Great post Jim. This might explain why I often think of myself as shuffling through a script trying to find my lines. Doh.

Unknown said...

Hi Jim. Nice post. I agree with you... to a point. Politeness can be grating, but it doesn't seem so vacuous if you imagine a counterfactual situation: a world where people don't say "thank you" or "have a nice day" or even "thanks, got your message." Meaning, the world we're increasingly experiencing, where people don't even let you know they've received your email, or think you would need a receipt ("why would you need that, since I have one?" etc). I would argue that manners are the baseline that *allowed* you to know what that British lad was trying to say without it coming to blows. Sort of like establishing the key, which you can then play in or against. The alternative is not necessarily a more creative conversation so much as no conversation at all.

You'll notice that I dispensed with the small talk after not having talked for, I don't know, two decades? But it's nice to come across your site and see that you're still banging away.

Dave Lindsay

James Leff said...

Dave, great to hear from you! Thanks for reading and posting!

Anonymous coward said...

Sparing people the need to think is a critical part of society, that is why all the conspiracy theories and hoaxes run wild. Remember the hoax of the flesh eating bananas? People still believe that.

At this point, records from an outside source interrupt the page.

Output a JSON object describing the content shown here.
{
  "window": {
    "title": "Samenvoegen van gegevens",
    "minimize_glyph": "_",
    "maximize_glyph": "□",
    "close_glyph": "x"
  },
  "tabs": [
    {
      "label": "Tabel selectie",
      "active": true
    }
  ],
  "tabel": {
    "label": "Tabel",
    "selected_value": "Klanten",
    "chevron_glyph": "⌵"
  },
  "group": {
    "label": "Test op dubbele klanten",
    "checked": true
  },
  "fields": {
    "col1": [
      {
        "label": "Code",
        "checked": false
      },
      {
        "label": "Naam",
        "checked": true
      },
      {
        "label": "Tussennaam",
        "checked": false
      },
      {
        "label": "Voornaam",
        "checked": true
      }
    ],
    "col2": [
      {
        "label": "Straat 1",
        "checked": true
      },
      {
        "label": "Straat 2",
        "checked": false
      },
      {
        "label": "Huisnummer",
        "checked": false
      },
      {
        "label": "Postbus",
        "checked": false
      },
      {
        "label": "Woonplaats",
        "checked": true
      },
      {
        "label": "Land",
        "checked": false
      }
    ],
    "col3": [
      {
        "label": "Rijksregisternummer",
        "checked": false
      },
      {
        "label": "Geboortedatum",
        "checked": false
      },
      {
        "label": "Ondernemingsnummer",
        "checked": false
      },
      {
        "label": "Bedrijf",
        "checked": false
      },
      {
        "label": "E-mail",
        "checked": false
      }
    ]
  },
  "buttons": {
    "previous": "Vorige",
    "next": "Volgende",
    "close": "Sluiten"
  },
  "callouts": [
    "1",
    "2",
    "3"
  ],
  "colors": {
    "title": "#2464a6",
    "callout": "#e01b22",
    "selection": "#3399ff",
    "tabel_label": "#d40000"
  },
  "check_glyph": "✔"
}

"One, somewhat humbling, explanation is that we are all “cognitive misers” – to save time and energy, our brains use intuition rather than analysis."

"The findings, published in the February issue of the journal Psychonomic Bulletin and Review, suggest people are more aware of the shortcuts they take than previously thought.

"Although we might be cognitive misers, we are not happy fools who blindly answer erroneous questions without realizing it," the authors write in the paper."